Residents say the area around Las Virgenes Road was covered in fog at the time. The little valley is effectively the upper end of Malibu Canyon, which climatologists say could channel marine moisture through the mountains.
Stephen LaDochy, a climatology professor at Cal State L.A. who has studied marine layer movements, said that conditions can change abruptly in the uneven Southern California terrain.
"You have competing things going on at the same time," he said. "The inversion layer is heavier, drier air sinking down, while the marine layer is pushing up. It is a battle zone between the uplift and the sinking motion of the marine layer."
Beker, the pilot, said clouds will also roll right over the mountaintops, creating a swell. He said Zobayan appears to have been flying just above the cloud tops, which can be disorienting. "It's really easy to get tricked," he said. "You don't have a horizon."
He said at this angle it would be hard to notice any upward curve of the cloud deck where it rode over the mountains. "Suddenly you're in the cloud."
Zobayan climbed from 1,250 feet to 2,125 feet, slowing down to 126 mph. Then he veered south and plummeted.
Aviation consultant William Lawrence, a retired Marine Corps colonel and helicopter test pilot and instructor, said the S-76B's steep climb and rapid descent probably was triggered by the pilot's sudden realization that he was too close to the ground.
In addition to a warning from air traffic control that he was too low to be seen on radar, the pilot also might have been alerted by a ground proximity warning system telling him to pull up, Lawrence said.
Deetz said the aircraft was outfitted with such a device. It would squawk "Terrain! Terrain! Terrain!" in a high-pitched voice if the craft came close to the ground or an obstacle. He said the alert was triggered so often by high-rise buildings that pilots sometimes shut off the audio.

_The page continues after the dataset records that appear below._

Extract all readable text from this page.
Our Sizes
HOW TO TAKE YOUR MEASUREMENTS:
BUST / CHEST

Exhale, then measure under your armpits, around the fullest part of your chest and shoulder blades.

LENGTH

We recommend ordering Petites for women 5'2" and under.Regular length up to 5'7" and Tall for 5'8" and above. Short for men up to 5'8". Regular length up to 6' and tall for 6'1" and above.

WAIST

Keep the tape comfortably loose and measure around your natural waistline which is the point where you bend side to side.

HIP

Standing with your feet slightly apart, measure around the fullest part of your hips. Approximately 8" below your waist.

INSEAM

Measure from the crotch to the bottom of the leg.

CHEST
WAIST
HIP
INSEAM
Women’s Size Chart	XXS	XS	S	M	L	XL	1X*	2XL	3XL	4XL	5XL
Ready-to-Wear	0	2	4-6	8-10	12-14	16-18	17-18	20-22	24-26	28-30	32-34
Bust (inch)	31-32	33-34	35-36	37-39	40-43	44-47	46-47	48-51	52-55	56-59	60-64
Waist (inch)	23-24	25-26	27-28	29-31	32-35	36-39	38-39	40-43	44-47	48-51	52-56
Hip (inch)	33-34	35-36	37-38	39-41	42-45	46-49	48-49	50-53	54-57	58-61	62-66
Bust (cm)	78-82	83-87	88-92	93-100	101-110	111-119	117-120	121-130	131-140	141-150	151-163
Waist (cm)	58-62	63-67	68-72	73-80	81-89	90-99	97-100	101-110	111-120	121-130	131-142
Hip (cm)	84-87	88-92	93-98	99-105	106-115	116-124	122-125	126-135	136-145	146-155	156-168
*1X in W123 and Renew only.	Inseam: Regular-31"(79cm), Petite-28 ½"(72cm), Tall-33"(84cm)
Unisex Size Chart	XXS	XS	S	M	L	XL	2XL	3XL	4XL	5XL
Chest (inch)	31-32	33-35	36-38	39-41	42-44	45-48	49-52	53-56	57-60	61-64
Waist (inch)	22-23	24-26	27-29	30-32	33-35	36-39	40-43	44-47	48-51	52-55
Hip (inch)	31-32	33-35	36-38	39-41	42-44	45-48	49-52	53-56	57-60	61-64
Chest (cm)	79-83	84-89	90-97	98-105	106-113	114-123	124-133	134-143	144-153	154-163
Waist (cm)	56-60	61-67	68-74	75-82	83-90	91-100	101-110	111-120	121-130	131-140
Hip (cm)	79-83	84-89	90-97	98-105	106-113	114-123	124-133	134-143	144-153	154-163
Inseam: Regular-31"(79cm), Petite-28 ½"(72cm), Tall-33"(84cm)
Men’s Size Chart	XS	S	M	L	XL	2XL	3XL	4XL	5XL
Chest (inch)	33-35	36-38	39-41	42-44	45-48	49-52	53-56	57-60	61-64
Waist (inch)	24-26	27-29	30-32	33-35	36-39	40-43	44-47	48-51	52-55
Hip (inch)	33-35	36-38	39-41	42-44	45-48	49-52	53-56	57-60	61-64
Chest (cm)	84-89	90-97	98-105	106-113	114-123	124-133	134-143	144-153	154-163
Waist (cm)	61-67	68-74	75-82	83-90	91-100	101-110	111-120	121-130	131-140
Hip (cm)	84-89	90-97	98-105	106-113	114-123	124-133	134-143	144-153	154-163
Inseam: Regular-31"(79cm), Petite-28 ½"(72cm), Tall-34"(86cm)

As the helicopter rapidly rose into the clouds in a "zoom climb," Lawrence said, the pilot could have become spatially disoriented as he peered from the helicopter to get his bearings, a condition involving the inner ear that can result in the inability to tell up from down. In some instances, pilots trying to level their aircraft have wound up "punching the nose over" and sending it plummeting into the ground.
"Spatial disorientation can happen really, really quick," said Lawrence, a seasoned accident investigator, noting that pilots are trained to react by relying on their instrument readings.
"The only way you live is to pay attention to your instruments," Lawrence said.
It's also possible that the helicopter experienced a mechanical malfunction that resulted in the pilot's loss of control, he said.
Jerry Kocharian, 62, was standing outside the Church in the Canyon drinking coffee when he heard a helicopter flying unusually low and seeming to struggle.
"It wasn't sounding right, and it was real low," Kocharian said. "I saw it falling and spluttering. But it was hard to make out as it was so foggy."
The helicopter vanished into the sheet of fog, then there was a boom and "a big fireball," he said.
"No one could survive that."
(Times staff writers Richard Winton and James Rainey contributed to this report.)